Raj burst on to the national consciousness as a 16-year-old, where on international debut, she scored an unbeaten 114 in an ODI against Ireland at Milton Keynes on June 26, 1999. Her innings at the time gave her the record for the youngest centurion in women's cricket across all formats. It remains an unbroken record in ODI cricket.
That kickstarted a career that reached never-before highs, as she quickly became the lynchpin of the India's batting. Not long after, she led India to the final of the 2005 ODI World Cup, and when she did the same in 2017, Raj became the first Indian captain, male or female, to lead in two ODI World Cup finals. The winner's crown, however, eluded her, as India lost a one-sided final in 2005 to Australia by 98 runs and then, 12 years later, in a much narrower contest to England by nine runs.
Raj's sound batting technique - helped along by outstanding footwork, perhaps a result of her childhood enthusiasm for Bharatanatyam, the classical Indian dance form - and ability to bat for long periods and anchor innings across formats made her an inspiration for the many that have followed. Like Smriti Mandhana.
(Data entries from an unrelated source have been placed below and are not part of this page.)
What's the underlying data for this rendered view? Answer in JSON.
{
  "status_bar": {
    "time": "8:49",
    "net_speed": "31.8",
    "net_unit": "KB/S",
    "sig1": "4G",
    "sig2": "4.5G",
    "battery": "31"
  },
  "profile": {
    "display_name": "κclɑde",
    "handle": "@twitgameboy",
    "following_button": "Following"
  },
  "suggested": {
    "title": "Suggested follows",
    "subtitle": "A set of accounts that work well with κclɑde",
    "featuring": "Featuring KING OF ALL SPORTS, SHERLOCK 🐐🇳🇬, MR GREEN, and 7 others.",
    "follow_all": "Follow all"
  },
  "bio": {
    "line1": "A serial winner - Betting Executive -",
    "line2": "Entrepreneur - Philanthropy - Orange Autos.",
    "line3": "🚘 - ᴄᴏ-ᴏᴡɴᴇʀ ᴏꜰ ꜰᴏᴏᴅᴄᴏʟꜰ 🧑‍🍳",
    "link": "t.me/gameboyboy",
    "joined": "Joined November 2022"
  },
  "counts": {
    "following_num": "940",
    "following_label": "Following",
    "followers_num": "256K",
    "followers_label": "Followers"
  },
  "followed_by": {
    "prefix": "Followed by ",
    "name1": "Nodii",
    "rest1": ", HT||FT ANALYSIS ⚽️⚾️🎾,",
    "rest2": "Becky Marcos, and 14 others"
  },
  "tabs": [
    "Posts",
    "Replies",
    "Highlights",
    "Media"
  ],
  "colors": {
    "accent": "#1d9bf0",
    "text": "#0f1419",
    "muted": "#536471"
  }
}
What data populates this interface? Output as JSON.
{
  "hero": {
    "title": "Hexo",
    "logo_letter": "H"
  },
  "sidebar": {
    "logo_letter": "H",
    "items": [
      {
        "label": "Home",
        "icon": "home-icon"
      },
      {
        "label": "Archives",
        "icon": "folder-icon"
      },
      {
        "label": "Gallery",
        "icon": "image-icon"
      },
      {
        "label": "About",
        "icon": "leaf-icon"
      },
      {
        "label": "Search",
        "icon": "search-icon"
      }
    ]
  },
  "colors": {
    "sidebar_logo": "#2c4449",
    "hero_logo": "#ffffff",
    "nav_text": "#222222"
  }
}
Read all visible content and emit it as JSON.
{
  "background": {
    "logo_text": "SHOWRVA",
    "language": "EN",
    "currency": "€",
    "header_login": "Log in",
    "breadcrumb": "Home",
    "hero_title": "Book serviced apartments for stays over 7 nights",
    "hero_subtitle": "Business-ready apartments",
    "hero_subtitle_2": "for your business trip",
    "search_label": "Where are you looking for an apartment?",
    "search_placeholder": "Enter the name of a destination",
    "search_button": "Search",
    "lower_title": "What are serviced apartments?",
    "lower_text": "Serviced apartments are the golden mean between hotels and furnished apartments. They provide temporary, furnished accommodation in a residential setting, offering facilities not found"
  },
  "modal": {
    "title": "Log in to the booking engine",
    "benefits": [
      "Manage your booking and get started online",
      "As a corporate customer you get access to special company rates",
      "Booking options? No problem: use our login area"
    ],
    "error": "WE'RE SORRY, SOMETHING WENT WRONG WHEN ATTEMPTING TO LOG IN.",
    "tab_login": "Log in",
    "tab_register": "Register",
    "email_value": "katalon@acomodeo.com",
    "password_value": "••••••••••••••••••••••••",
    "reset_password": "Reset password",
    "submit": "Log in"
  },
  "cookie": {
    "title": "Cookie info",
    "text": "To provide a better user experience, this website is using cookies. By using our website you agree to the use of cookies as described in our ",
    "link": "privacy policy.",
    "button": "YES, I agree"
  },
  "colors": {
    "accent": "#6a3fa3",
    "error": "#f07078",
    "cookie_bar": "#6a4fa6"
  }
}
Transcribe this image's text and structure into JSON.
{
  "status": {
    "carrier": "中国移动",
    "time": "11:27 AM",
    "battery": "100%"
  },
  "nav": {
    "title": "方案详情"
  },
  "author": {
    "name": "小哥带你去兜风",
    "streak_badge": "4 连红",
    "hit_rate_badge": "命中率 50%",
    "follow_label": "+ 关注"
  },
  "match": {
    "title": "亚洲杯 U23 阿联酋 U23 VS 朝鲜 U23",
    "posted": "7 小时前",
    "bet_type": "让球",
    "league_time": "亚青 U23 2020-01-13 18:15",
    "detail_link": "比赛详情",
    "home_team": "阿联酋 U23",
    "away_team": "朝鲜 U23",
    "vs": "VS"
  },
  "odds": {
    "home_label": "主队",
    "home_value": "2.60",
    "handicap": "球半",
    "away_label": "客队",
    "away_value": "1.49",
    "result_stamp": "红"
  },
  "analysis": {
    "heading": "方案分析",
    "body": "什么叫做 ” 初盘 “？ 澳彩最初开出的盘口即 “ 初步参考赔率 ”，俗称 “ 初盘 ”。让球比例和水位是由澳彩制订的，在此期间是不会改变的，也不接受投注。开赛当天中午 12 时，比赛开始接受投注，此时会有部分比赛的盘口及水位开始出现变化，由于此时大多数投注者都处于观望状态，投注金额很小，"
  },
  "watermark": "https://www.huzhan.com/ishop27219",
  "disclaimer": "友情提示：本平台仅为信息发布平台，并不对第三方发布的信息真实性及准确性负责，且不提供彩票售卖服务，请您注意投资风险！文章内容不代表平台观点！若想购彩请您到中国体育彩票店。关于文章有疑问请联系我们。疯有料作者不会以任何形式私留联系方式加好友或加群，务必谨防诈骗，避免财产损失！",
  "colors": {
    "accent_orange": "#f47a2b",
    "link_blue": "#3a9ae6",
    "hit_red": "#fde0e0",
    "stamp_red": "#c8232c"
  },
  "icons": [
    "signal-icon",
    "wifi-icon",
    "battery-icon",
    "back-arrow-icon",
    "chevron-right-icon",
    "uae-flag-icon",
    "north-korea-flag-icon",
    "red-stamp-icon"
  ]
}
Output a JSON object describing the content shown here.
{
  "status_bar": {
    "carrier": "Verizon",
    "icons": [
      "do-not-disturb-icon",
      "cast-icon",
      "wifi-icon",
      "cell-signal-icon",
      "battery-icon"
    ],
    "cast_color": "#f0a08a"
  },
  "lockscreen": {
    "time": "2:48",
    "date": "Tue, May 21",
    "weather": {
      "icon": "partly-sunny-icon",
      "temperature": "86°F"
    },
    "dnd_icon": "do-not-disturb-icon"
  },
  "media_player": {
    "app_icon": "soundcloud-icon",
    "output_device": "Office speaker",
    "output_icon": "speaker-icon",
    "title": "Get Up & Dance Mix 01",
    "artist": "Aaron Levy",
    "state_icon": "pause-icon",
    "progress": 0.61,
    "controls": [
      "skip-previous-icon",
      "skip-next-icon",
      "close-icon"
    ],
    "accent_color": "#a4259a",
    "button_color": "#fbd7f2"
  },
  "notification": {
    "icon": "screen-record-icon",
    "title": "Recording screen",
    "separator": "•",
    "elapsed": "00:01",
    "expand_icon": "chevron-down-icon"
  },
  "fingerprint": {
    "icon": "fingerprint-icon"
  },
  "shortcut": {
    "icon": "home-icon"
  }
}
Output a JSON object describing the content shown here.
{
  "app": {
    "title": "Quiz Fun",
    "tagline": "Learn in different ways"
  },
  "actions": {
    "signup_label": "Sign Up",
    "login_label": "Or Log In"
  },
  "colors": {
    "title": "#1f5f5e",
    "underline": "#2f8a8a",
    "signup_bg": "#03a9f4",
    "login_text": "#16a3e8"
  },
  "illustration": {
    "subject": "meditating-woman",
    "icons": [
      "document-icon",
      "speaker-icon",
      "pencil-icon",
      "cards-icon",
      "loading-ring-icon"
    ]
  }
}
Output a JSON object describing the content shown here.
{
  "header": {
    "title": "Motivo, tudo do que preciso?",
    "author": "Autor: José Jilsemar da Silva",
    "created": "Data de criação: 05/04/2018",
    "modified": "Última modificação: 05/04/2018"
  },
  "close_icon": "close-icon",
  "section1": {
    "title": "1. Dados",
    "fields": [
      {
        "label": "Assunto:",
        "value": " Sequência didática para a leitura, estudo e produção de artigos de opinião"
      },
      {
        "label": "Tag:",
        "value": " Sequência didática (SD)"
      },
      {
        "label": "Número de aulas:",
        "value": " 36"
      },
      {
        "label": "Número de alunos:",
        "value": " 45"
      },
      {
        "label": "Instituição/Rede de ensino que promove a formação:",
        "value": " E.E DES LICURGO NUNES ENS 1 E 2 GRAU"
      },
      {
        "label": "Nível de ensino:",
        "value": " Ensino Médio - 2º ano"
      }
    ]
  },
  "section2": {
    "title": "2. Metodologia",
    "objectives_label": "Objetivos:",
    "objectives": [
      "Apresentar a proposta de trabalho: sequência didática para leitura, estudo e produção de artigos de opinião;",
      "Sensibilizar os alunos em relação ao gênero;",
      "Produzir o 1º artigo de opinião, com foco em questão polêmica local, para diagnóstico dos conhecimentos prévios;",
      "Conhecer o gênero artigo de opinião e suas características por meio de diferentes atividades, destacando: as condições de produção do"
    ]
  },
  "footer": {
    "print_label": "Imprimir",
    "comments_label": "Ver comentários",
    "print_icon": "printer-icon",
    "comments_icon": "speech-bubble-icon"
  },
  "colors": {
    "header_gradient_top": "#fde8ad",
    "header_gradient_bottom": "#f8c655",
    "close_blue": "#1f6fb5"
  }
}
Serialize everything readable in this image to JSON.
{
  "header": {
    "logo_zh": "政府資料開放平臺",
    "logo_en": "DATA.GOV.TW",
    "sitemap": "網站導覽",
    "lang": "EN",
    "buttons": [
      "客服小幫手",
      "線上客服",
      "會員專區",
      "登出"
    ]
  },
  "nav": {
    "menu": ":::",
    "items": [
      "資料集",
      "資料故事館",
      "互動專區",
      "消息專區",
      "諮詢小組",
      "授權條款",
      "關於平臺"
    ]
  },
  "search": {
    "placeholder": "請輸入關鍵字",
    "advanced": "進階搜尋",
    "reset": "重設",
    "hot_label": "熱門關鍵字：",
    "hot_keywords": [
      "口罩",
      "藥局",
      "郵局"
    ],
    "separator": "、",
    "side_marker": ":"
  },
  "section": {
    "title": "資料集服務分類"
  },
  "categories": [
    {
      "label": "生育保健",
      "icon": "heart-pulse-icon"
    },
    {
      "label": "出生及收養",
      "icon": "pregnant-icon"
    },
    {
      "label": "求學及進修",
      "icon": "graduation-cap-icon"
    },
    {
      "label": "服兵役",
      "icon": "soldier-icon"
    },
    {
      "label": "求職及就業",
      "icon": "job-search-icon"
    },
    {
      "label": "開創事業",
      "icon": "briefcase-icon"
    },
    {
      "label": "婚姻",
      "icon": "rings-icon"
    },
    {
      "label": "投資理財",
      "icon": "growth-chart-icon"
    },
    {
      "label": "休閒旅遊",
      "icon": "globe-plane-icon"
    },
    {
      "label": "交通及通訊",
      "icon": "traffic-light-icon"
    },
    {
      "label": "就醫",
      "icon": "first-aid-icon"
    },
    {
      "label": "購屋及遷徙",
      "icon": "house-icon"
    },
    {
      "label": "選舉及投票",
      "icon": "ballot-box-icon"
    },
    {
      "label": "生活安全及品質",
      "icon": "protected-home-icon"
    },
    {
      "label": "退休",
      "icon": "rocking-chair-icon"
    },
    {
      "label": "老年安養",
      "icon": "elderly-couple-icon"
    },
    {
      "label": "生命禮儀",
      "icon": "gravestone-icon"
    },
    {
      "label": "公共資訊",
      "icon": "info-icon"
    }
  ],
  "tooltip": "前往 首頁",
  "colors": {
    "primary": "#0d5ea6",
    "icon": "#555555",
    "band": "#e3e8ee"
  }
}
"The sense of responsibility she [Raj] has shown over these years. There was a phase of ten years when Indian batting used to depend on her," Mandhana told The Cricket Monthly in an interview in March 2019. "The fact that she never cribbed about it, and took on that pressure - that's one thing I'd like to have in my head, because it's hard when you know your wicket is important and that if you lose your wicket, the course of the match might change.
"That is a very difficult space to be in as a batter. But she has been consistent, despite being in that headspace - that's a big task. She's calm and relaxed even if there are, say, two or three dot balls. I used to get a bit panicky earlier, but she has always been calm."
Those same abilities played a big part in Raj hitting her highest Test score of 214, in 2022, and, three years later, an unbeaten 91 in the ODI World Cup semi-final, which she rated at par with that double-century.
A career at the highest level as long as Raj's can't be without controversy, and the biggest of them was the face-off between her and India coach Ramesh Powar during the 2018 T20 World Cup in the Caribbean. Things came to a head during the league phase of the World Cup when Raj was asked to move down the batting order, and hit rock bottom when Raj was left out of India's semi-final against England, a knock-out match they lost. The long, and somewhat sordid, saga of he-said-she-said ended when Powar was not given an extension and, not long after, WV Raman took charge of the team.
There had been murmurs that Raj's career was nearing an end as recently as last month, when she was left out of the three-team Women's T20 Challenge tournament, Deepti Sharma replacing her as captain of the Velocity team. Even prior to the Challenge, during the BCCI's Senior Women's T20 Trophy, Sneh Rana was the captain of the Railways team that won the trophy, while Raj was with the squad but didn't play, and adopted a mentoring role instead.
That might be one of her options going forward too, in her attempts to "contribute to the growth of Women's Cricket in India and the world over", as she said in her retirement statement.